2010 CA 00049, 2010-Ohio-4444, ¶ 21 (pleadings were not closed because an
answer had not been filed); see also Brooks v. Caswell, D.Or. No. 3:14-cv-01232,
2016 U.S. Dist. LEXIS 26832, *12 (Mar. 2, 2016) (“Here, though judgment on the
pleadings under Rule 12(c) is not available since Defendants have not yet filed an
answer to the Amended Complaint, and hence the pleadings are not yet closed.”);
D’Ambly v. Exoo, D.N.J. No. 20-12880, 2021 U.S. Dist. LEXIS 210314, 6-7 (Nov. 1,
2021) (“[B]ecause no defendant has answered the amended complaint, the
pleadings are not closed.”). On remand, the defendants are free to assert the defense
of failure to state a claim in an answer to the amended complaint, or in a subsequent
Civ.R. 12(C) motion for judgment on the pleadings.
The first assignment of error is sustained. Our resolution of this
assigned error is not premised on the contents of the amended complaint or the
sufficiency of the allegations raised therein. Rather, our judgment relies exclusively
on the procedural directives of Civ.R. 15(A), which permitted Weiler to amend his
complaint as a matter of course and Civ.R. 12(C), which required the trial court to
construe the entirety of the pleadings.
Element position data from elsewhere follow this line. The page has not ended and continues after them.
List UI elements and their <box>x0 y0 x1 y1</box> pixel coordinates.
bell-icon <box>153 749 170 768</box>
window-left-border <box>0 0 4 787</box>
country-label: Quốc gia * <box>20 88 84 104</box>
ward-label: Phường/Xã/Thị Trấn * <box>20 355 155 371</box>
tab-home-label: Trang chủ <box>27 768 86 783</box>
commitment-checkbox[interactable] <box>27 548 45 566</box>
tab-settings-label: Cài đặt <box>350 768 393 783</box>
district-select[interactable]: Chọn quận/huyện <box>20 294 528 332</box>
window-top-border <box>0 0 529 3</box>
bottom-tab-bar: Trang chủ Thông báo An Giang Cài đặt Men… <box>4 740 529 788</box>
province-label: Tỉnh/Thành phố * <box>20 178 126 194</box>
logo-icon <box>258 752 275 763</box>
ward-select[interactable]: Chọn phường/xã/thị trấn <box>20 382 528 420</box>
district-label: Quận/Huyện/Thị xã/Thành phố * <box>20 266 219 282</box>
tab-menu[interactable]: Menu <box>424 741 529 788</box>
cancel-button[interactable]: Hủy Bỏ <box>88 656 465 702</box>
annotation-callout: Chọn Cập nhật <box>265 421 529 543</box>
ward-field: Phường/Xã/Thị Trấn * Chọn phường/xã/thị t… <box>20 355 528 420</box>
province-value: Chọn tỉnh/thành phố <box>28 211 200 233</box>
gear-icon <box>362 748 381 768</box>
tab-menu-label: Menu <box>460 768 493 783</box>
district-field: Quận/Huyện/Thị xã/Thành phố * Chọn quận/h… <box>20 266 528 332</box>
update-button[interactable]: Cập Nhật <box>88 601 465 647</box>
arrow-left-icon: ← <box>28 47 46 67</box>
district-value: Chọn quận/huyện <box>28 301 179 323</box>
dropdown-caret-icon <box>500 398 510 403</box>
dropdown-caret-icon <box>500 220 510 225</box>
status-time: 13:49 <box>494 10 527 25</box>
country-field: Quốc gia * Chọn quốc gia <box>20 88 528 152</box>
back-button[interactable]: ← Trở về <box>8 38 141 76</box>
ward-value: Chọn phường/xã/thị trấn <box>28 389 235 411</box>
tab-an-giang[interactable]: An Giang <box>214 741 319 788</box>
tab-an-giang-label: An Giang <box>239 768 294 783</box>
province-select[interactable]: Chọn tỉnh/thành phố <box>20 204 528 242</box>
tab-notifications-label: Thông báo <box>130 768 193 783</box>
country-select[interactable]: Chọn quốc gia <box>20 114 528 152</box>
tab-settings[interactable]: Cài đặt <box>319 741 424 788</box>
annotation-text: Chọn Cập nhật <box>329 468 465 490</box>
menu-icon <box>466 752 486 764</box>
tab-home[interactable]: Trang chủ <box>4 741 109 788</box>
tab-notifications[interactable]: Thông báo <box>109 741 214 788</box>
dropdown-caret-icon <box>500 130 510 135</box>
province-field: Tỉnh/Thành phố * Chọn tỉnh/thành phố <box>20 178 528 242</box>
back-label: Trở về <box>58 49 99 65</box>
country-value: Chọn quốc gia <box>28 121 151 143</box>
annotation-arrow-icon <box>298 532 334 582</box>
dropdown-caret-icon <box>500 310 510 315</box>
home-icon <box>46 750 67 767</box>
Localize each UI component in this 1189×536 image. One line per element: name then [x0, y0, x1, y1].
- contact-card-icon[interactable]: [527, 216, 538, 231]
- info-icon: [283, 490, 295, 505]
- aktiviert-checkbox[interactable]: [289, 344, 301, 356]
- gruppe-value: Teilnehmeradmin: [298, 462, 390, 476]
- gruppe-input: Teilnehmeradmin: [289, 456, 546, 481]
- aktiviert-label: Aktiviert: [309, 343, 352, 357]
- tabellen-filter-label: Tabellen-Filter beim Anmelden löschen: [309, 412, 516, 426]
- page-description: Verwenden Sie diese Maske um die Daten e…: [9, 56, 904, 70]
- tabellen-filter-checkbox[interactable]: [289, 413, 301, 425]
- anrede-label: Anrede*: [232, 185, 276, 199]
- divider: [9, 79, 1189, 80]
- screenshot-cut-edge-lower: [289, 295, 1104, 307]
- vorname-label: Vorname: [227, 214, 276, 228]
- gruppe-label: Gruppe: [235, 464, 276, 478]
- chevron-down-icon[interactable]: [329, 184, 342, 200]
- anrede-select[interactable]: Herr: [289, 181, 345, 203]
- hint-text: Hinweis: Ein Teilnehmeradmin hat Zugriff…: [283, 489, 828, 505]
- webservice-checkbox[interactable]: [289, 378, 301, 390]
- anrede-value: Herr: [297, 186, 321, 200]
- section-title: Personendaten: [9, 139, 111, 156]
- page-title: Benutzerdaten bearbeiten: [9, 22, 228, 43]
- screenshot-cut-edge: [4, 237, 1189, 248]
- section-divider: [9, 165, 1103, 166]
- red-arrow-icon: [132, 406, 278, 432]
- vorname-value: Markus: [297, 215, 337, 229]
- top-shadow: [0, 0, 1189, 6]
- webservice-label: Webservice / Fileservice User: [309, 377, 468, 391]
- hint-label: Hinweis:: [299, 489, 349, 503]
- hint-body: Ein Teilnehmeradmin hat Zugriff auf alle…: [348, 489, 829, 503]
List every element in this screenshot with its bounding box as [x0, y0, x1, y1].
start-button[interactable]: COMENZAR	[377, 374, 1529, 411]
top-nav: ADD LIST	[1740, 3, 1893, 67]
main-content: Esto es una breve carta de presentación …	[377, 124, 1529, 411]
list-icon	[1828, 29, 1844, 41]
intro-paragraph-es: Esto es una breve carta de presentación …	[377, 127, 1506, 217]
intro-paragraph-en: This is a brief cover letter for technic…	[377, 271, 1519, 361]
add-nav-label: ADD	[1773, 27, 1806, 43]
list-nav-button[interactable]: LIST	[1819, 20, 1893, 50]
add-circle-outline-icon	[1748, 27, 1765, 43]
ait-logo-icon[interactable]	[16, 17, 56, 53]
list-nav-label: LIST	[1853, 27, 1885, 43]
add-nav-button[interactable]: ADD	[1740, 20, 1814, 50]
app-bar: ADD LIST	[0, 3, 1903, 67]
The second assignment of error is rendered
moot.
Judgment reversed and remanded.
It is ordered that appellant recover from appellee costs herein taxed.
The court finds there were reasonable grounds for this appeal.
It is ordered that a special mandate be sent to the common pleas court to carry
this judgment into execution.
A certified copy of this entry shall constitute the mandate pursuant to Rule 27
of the Rules of Appellate Procedure.
EILEEN T. GALLAGHER, JUDGE
EILEEN A. GALLAGHER, P.J., CONCURS;
MARY EILEEN KILBANE, J., CONCURS (WITH SEPARATE ATTACHED
OPINION)
MARY EILEEN KILBANE, J., CONCURRING:
I respectfully concur with the majority opinion. I wholeheartedly
agree that Civ.R. 15(A) favors a liberal policy with respect to a plaintiff amending
their complaint. See Grimberg v. Blackbird Baking Co., 8th Dist. Cuyahoga No.
111592, 2023-Ohio-313 (Kilbane, J., dissenting).